McCarthy is the longtime leader of MTV Entertainment Studios and, more recently, Showtime; Cheeks has been CEO of CBS for four years; and Robbins has led Nickelodeon and Melrose Avenue Paramount Pictures since 2021.

“While we recognize that this is not a traditional management structure, we are confident that it will allow them to act quickly to implement best practices across the company and drive better performance,” Redstone said.

The three men “have been behind our biggest hits for years,” he said.

David Ellison, founder of Skydance Media, hopes to buy Paramount.

(Evan Agostini / Invisión / AP)

On the deal front, Ellison's improved proposal is the latest and third offer from Skydance and its backers.

The deal would include $4.5 billion to buy out non-voting Class B shareholders at $15 per share during a second phase of the transaction.
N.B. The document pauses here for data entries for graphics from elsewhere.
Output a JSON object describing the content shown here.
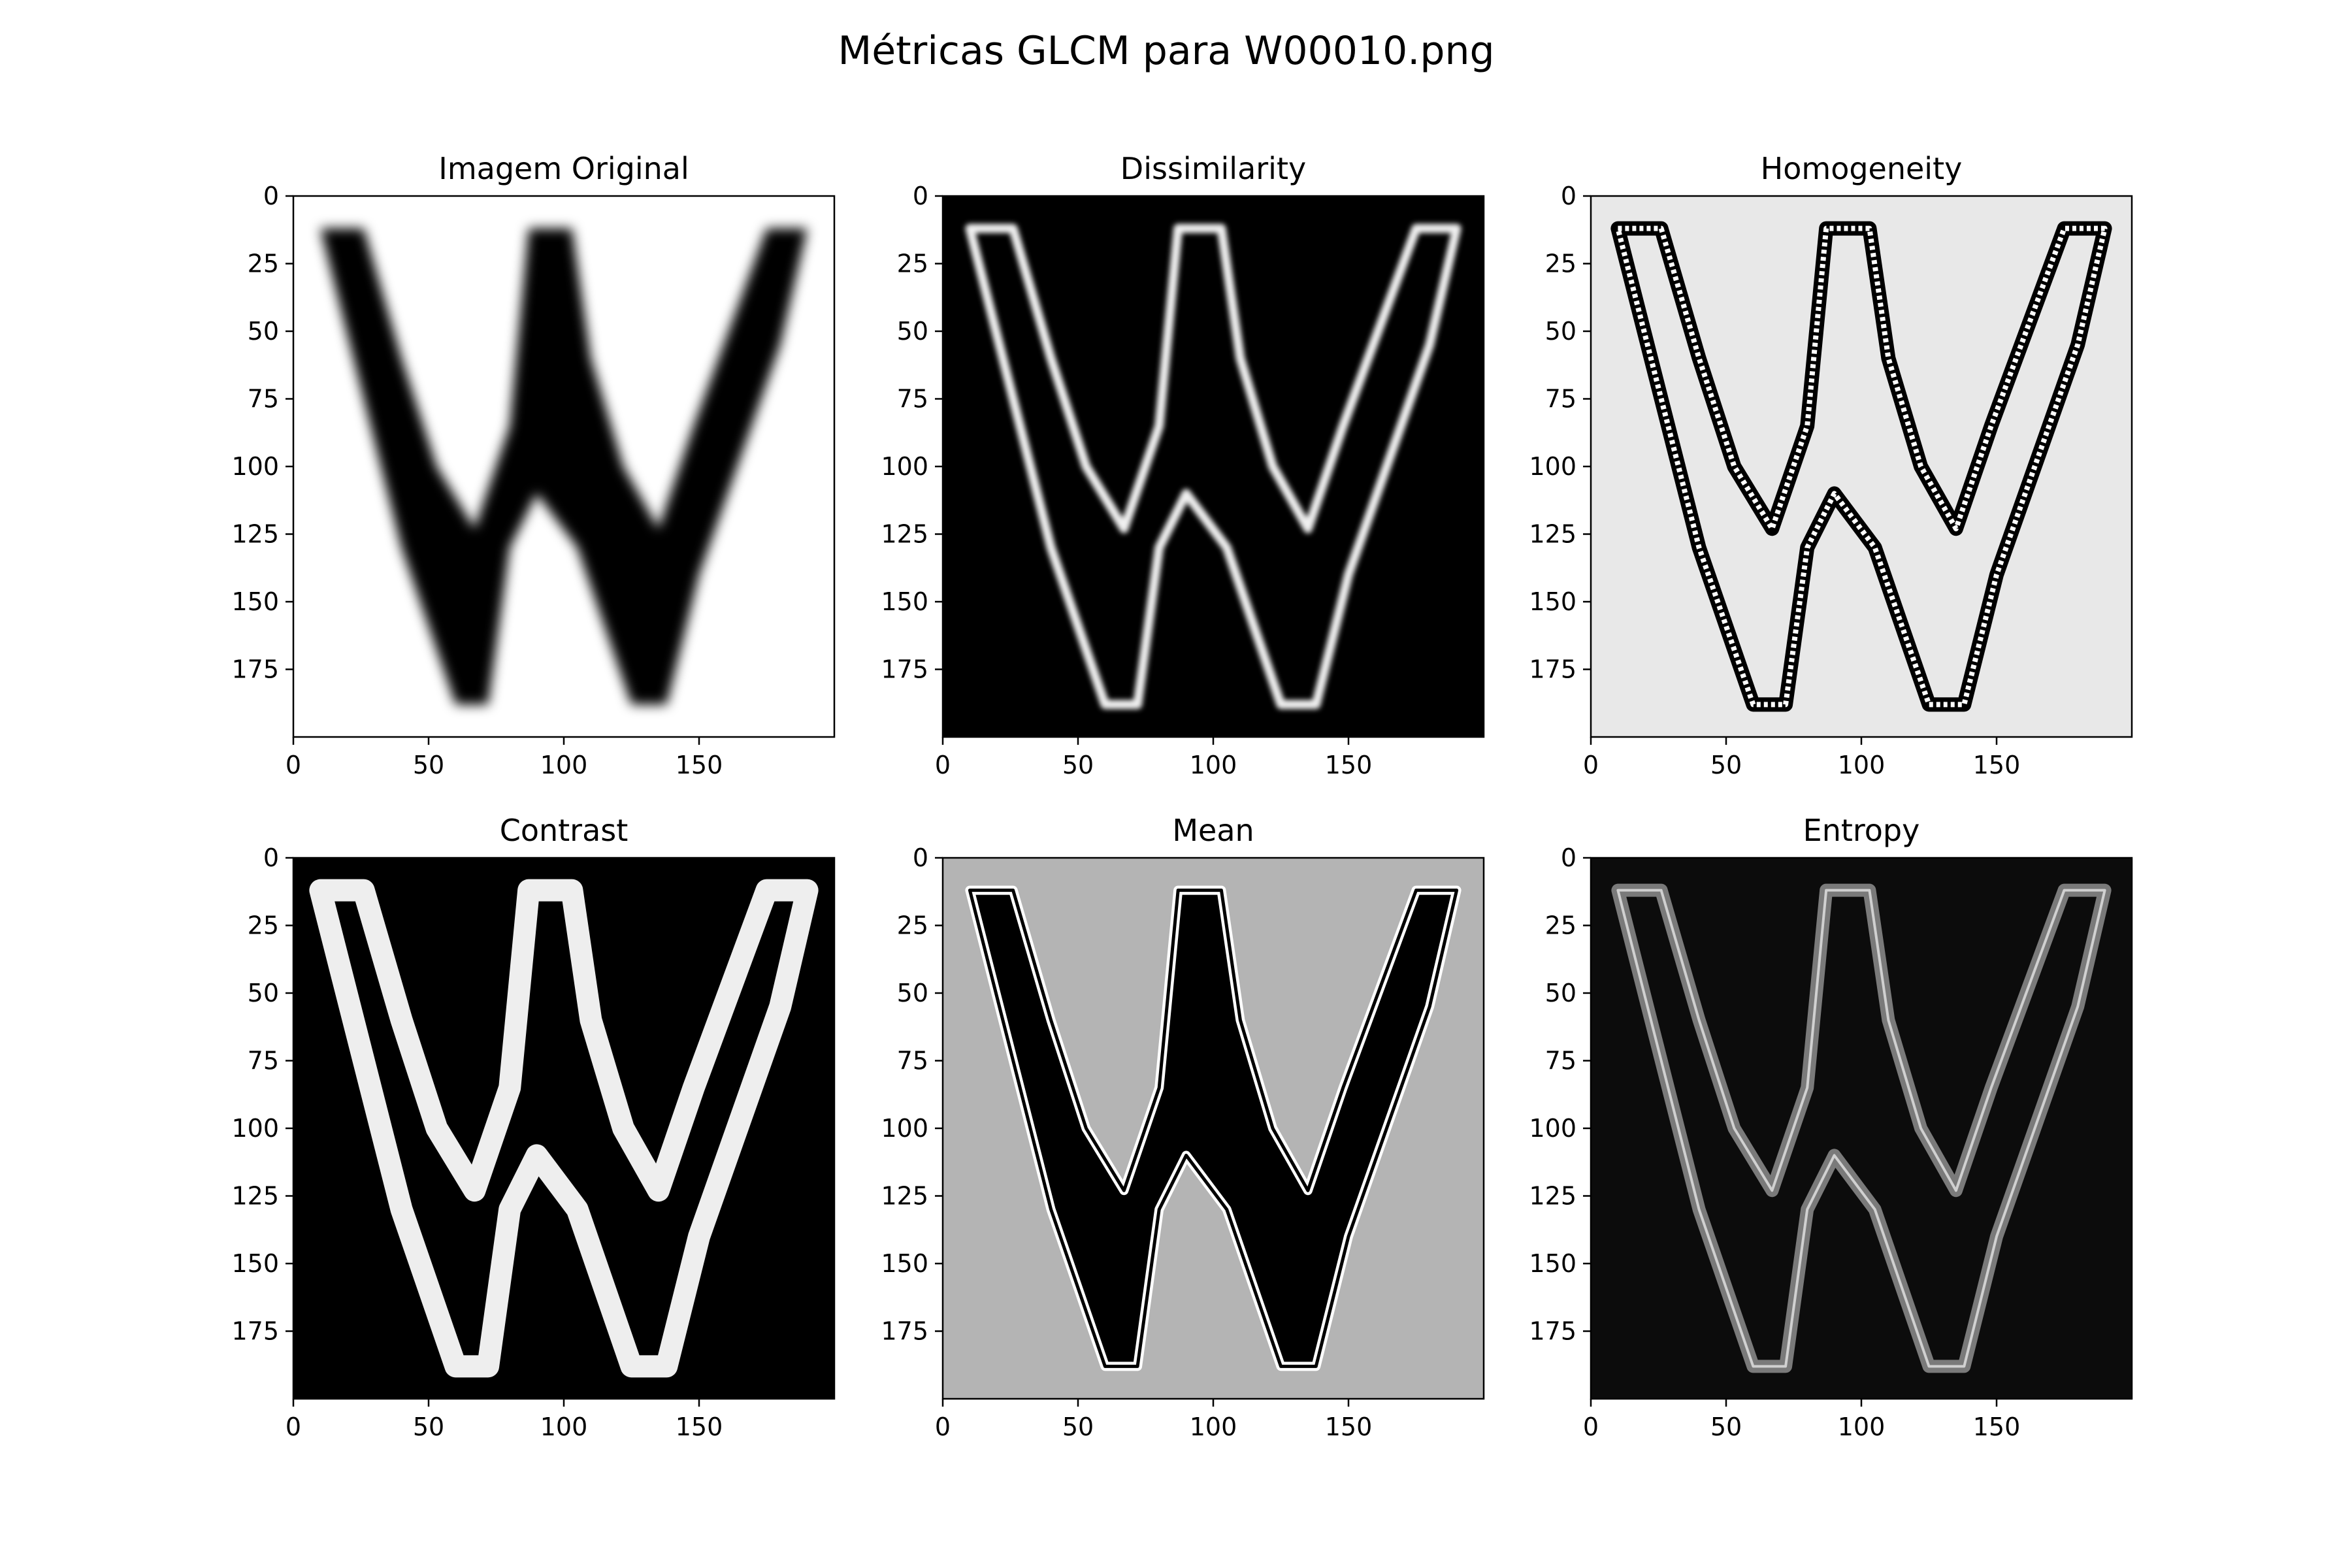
{
  "figure": {
    "suptitle": "Métricas GLCM para W00010.png"
  },
  "chart_data": [
    {
      "type": "heatmap",
      "title": "Imagem Original",
      "xticks": [
        0,
        50,
        100,
        150
      ],
      "yticks": [
        0,
        25,
        50,
        75,
        100,
        125,
        150,
        175
      ],
      "xlim": [
        0,
        200
      ],
      "ylim": [
        200,
        0
      ],
      "colormap": "gray",
      "background": "#ffffff",
      "stroke_color": "#000000",
      "style": "solid-blurred"
    },
    {
      "type": "heatmap",
      "title": "Dissimilarity",
      "xticks": [
        0,
        50,
        100,
        150
      ],
      "yticks": [
        0,
        25,
        50,
        75,
        100,
        125,
        150,
        175
      ],
      "xlim": [
        0,
        200
      ],
      "ylim": [
        200,
        0
      ],
      "colormap": "gray",
      "background": "#000000",
      "stroke_color": "#f0f0f0",
      "style": "thin-edges"
    },
    {
      "type": "heatmap",
      "title": "Homogeneity",
      "xticks": [
        0,
        50,
        100,
        150
      ],
      "yticks": [
        0,
        25,
        50,
        75,
        100,
        125,
        150,
        175
      ],
      "xlim": [
        0,
        200
      ],
      "ylim": [
        200,
        0
      ],
      "colormap": "gray",
      "background": "#e8e8e8",
      "stroke_color": "#000000",
      "style": "striped-edges"
    },
    {
      "type": "heatmap",
      "title": "Contrast",
      "xticks": [
        0,
        50,
        100,
        150
      ],
      "yticks": [
        0,
        25,
        50,
        75,
        100,
        125,
        150,
        175
      ],
      "xlim": [
        0,
        200
      ],
      "ylim": [
        200,
        0
      ],
      "colormap": "gray",
      "background": "#000000",
      "stroke_color": "#eeeeee",
      "style": "thick-edges"
    },
    {
      "type": "heatmap",
      "title": "Mean",
      "xticks": [
        0,
        50,
        100,
        150
      ],
      "yticks": [
        0,
        25,
        50,
        75,
        100,
        125,
        150,
        175
      ],
      "xlim": [
        0,
        200
      ],
      "ylim": [
        200,
        0
      ],
      "colormap": "gray",
      "background": "#b4b4b4",
      "stroke_color": "#000000",
      "style": "filled-outlined"
    },
    {
      "type": "heatmap",
      "title": "Entropy",
      "xticks": [
        0,
        50,
        100,
        150
      ],
      "yticks": [
        0,
        25,
        50,
        75,
        100,
        125,
        150,
        175
      ],
      "xlim": [
        0,
        200
      ],
      "ylim": [
        200,
        0
      ],
      "colormap": "gray",
      "background": "#0c0c0c",
      "stroke_color": "#7a7a7a",
      "style": "outline-glow"
    }
  ]
}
There would also be a $1.5 billion cash injection to shore up Paramount's balance sheet and help reduce debt, according to people familiar.

Redstone was presented with details of the plan this week.

While he has long favored Ellison's deal over a possible sale to Sony Pictures Entertainment and Apollo Global Management, he needed to stay on the sidelines while Paramount's independent directors, led by Phillips, negotiated a deal that would also protect the interests of the people. common and ordinary. -shareholders with voting rights.

Skydance's proposal would give the Redstone family more than $2 billion for its holding company National Amusements Inc. and its voting shares in Paramount. The infusion would allow the family to pay off National Amusements' debts and obtain about $1.8 billion, according to a person familiar with the matter who was not authorized to comment.